Lors de cette intervention publique, les responsables du parti ont annoncé la mise en place officielle d’une nouvelle équipe dirigeante composée de onze membres, à la suite du décès de l’ancien coordonnateur national, l’ex-sénateur Paul Denis. L’ingénieur Jean Dieudonné Lubin a été désigné comme nouveau coordonnateur national.
La structure comprend également Me Patrick Séverin au poste de secrétaire général, Pierre Richard Marcelin chargé de l’organisation, ainsi que Serge Vincent comme porte-parole. D’autres figures issues de divers domaines, dont la diplomatie, l’économie et la communication, complètent ce bureau exécutif.
Selon les dirigeants, cette équipe est issue d’un processus organisationnel fondé sur la discipline et l’engagement idéologique.

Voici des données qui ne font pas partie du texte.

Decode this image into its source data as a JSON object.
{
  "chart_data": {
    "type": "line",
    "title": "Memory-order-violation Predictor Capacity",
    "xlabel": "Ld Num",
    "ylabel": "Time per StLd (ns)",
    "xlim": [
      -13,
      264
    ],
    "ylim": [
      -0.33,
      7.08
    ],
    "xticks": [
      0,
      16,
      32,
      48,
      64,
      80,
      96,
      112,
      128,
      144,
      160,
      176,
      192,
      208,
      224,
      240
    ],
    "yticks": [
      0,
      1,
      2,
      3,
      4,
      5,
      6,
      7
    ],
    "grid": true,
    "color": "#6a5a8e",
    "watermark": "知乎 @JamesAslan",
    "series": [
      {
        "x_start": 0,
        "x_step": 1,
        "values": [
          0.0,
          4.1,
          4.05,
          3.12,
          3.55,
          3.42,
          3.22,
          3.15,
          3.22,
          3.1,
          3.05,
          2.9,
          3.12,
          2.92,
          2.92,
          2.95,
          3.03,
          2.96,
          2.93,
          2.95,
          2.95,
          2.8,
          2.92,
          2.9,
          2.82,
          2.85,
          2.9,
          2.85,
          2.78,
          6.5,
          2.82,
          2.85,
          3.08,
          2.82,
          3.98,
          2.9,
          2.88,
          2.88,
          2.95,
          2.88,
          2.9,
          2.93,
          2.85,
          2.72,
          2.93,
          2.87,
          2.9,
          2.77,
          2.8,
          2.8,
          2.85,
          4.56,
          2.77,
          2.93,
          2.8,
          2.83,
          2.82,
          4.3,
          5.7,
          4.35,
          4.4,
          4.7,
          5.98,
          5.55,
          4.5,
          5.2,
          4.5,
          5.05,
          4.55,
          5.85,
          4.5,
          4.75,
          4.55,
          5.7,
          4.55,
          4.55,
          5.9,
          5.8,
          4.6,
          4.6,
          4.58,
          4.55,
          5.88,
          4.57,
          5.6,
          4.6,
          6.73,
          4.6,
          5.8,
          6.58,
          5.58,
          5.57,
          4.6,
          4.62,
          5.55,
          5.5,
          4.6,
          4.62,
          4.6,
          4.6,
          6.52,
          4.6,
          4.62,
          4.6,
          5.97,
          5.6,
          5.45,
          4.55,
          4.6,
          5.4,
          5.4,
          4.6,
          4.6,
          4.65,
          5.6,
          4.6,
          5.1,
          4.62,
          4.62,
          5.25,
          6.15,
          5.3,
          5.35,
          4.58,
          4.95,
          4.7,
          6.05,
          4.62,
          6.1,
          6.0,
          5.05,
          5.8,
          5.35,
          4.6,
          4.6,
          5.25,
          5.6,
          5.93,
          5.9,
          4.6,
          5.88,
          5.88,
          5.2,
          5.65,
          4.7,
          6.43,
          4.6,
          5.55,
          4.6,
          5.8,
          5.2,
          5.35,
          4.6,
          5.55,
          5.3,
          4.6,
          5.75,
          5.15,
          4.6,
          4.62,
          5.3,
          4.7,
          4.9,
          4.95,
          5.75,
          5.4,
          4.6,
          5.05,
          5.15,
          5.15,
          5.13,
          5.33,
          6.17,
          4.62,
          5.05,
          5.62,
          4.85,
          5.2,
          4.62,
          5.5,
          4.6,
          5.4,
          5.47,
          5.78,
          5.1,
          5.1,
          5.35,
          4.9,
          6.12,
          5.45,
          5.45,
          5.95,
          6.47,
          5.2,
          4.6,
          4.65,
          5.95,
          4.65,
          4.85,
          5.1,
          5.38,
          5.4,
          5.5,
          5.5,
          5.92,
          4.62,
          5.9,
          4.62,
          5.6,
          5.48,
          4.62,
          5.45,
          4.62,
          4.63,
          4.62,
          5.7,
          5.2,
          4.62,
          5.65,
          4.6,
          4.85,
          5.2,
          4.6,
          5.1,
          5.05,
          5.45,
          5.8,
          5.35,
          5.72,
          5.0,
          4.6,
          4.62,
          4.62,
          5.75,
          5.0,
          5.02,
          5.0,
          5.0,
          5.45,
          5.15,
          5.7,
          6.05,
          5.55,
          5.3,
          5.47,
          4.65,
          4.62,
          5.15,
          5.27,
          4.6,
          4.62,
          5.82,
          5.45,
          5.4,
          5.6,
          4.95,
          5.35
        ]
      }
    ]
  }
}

Elle aura pour mission de renforcer la présence du parti sur l’ensemble du territoire, de défendre les intérêts des couches populaires et de proposer une alternative politique jugée crédible et progressiste.
Par ailleurs, INIFOS a fermement condamné les violences armées qui continuent de frapper la population, en particulier le massacre survenu à Petite-Rivière de l’Artibonite. Le parti dénonce l’absence d’un plan de sécurité cohérent basé sur la prévention, la justice sociale et le renforcement des institutions étatiques, tout en exprimant sa solidarité envers les victimes.
S’agissant de la hausse des prix du carburant, les responsables politiques critiquent une décision prise sans mesures d’accompagnement suffisantes. Ils estiment que cette augmentation risque d’aggraver les conditions de vie de la population, notamment pour les personnes déplacées, les familles et les acteurs du secteur éducatif, tout en accentuant les tensions dans les transports publics.
INIFOS appelle les autorités à prendre des mesures concrètes pour rétablir la sécurité, rouvrir les axes routiers stratégiques et organiser des élections crédibles. Le parti prévient qu’il pourrait revoir sa position vis-à-vis des initiatives gouvernementales en cours si aucune avancée significative n’est constatée.